Il apparaît ainsi que les perspectives les plus répandues de la duperie de soi sont conciliables avec la caractérisation proposée par Thi Nguyen de l’inversion motivationnelle : i) si le partitionnisme chronologique semble évacuer les tensions caractéristiques de la duperie de soi, Thi Nguyen exclut aussi qu’une partition chronologique de l’agentivité soit à même de rendre compte du phénomène de la stratification et de l’immersion agentielle caractéristique de l’état d’inversion motivationnelle ; ii) le partitionnisme psychologique (aussi bien cognitif que doxastique) est compatible avec la conception complexe de l’agentivité défendue par Thi Nguyen ; iii) les perspectives révisionnistes (aussi bien de la croyance que de l’intention) semblent elles aussi offrir des outils conceptuels suffisants pour traiter de la manipulation de soi contre les preuves pertinentes et disponibles aux joueur·se·s qui entre en jeu dans le cas de l’inversion motivationnelle. Il conviendrait bien évidemment d’approfondir l’étude des approches de la duperie de soi pour bien s’assurer des ressemblances qu’elle présente à l’état d’inversion motivationnelle et pour détailler davantage ces aspects similaires, mais une telle tâche dépasse la visée de cet article.

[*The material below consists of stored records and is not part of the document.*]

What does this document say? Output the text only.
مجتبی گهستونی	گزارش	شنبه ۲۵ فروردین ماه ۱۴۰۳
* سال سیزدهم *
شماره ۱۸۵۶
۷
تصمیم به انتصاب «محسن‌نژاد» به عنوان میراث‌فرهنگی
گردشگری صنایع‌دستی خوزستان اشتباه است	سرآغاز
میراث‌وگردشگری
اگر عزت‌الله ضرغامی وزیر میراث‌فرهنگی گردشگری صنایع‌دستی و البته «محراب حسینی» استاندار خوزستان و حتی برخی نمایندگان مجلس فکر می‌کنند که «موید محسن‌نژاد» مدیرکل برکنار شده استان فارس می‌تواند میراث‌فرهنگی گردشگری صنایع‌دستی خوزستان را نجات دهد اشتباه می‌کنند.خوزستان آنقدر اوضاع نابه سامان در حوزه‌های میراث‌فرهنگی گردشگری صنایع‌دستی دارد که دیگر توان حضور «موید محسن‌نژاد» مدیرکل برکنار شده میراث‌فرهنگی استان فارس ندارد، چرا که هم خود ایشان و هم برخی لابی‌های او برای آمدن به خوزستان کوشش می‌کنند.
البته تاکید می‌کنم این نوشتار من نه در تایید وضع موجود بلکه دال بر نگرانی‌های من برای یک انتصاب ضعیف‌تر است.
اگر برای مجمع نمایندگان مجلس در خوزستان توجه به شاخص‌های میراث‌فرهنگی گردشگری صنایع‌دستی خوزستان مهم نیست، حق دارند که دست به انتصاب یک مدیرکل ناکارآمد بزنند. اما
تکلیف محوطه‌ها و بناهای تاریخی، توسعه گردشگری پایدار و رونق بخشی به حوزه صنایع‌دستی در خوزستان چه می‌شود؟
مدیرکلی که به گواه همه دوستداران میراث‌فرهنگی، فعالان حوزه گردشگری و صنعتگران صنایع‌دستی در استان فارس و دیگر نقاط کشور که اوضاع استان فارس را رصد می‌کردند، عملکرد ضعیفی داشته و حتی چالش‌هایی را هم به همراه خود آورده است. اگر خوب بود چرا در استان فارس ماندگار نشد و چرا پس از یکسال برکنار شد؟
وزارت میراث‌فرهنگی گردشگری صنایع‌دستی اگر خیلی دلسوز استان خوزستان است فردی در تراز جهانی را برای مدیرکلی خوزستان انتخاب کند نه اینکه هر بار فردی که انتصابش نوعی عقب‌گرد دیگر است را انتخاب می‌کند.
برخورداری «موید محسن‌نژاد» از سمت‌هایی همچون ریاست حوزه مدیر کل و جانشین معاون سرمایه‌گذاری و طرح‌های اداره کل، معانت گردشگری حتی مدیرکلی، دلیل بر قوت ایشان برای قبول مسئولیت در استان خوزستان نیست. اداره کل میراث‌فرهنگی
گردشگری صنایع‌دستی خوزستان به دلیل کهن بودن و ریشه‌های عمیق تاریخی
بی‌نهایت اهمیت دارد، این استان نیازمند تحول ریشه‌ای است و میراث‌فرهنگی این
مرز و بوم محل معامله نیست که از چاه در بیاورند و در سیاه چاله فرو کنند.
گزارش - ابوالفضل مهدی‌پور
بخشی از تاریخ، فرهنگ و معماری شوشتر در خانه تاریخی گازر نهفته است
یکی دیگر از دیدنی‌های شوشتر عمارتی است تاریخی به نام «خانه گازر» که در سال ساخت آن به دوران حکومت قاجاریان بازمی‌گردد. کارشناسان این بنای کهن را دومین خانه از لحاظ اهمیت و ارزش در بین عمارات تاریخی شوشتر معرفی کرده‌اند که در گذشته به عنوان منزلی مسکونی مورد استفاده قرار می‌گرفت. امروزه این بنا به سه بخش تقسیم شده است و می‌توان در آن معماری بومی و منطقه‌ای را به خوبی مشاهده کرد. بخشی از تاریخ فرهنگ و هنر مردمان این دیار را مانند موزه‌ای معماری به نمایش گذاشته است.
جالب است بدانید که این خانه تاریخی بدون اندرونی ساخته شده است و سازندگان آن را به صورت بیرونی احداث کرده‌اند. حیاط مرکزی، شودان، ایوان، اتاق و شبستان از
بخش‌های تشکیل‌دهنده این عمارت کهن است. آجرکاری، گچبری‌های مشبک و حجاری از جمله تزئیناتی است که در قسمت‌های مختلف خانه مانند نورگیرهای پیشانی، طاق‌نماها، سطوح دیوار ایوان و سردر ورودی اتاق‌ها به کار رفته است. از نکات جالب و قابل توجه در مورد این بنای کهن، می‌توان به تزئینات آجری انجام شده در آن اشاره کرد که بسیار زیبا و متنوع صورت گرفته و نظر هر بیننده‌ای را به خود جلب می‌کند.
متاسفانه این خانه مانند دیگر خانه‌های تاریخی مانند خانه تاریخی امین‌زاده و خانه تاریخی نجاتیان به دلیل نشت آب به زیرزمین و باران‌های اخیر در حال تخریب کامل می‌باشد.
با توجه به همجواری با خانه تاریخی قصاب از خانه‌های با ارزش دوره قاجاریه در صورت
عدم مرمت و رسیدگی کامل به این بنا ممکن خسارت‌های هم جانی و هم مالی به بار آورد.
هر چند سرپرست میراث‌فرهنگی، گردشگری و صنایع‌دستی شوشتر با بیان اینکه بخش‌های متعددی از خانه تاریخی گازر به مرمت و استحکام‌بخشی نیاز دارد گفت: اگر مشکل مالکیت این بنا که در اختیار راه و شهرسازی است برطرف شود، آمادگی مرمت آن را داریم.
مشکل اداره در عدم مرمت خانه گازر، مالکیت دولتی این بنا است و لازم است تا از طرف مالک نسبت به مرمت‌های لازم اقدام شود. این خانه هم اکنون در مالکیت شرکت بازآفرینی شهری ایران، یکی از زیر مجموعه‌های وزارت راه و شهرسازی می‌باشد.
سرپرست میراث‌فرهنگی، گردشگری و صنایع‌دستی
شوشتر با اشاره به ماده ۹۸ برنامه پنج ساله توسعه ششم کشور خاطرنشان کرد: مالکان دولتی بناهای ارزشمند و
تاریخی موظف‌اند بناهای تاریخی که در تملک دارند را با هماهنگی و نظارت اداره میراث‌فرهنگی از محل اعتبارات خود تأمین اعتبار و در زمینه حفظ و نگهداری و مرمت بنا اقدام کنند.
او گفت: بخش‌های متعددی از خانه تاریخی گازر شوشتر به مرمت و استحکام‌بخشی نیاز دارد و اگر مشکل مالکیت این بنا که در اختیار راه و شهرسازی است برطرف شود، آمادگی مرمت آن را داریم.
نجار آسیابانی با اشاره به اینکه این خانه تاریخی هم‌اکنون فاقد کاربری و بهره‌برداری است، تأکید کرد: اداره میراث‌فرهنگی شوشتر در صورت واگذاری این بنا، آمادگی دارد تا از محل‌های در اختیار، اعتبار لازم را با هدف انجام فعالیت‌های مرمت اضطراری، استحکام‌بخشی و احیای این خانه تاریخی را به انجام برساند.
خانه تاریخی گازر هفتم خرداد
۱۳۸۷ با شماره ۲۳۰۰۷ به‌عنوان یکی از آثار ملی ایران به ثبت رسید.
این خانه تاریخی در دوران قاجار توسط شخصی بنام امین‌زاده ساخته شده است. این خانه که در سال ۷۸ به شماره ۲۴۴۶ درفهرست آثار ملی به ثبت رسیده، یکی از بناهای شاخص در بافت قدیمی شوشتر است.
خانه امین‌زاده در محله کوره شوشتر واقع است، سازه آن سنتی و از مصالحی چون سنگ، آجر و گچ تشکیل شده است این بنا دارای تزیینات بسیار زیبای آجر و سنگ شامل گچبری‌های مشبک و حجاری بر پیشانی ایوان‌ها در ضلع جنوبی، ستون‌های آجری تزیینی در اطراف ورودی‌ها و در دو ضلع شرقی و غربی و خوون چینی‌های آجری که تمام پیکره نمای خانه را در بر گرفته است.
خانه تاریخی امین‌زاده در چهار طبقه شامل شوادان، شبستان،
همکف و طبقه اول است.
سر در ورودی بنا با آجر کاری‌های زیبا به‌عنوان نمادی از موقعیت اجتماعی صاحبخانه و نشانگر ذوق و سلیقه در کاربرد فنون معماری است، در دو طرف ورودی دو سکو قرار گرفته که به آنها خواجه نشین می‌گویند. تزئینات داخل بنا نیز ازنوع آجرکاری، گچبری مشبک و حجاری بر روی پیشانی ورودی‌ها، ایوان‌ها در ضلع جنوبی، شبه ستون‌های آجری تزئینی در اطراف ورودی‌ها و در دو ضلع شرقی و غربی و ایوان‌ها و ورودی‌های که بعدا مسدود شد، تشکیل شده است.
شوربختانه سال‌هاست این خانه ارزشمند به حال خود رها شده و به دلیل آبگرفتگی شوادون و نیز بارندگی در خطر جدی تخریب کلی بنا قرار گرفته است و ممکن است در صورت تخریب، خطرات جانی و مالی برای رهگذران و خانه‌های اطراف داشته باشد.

II.2 Inversion motivationnelle et autres formes paradigmatiques d’irrationalité

Si j’ai tenté d’exposer pourquoi il semble intéressant d’aborder l’état d’inversion motivationnelle à partir de la perspective de la duperie de soi, il me paraît tout aussi pertinent de prendre le temps de m’interroger sur la possibilité qu’une telle inversion soit plus aisément ou plus convenablement décrite à partir d’une autre forme d’irrationalité motivée, par exemple celles paradigmatiques de l’akrasie, de la faiblesse de la volonté et de la pensée désidérative, voire à partir d’une forme d’irrationalité qui concernerait l’inconstance d’un·e agent·e. Je propose maintenant d’expliquer les raisons pour lesquelles je considère qu’offrir une comparaison entre l’inversion motivationnelle et la duperie de soi est plus éclairant que de tenter de tracer des parallèles avec ces autres formes d’irrationalité.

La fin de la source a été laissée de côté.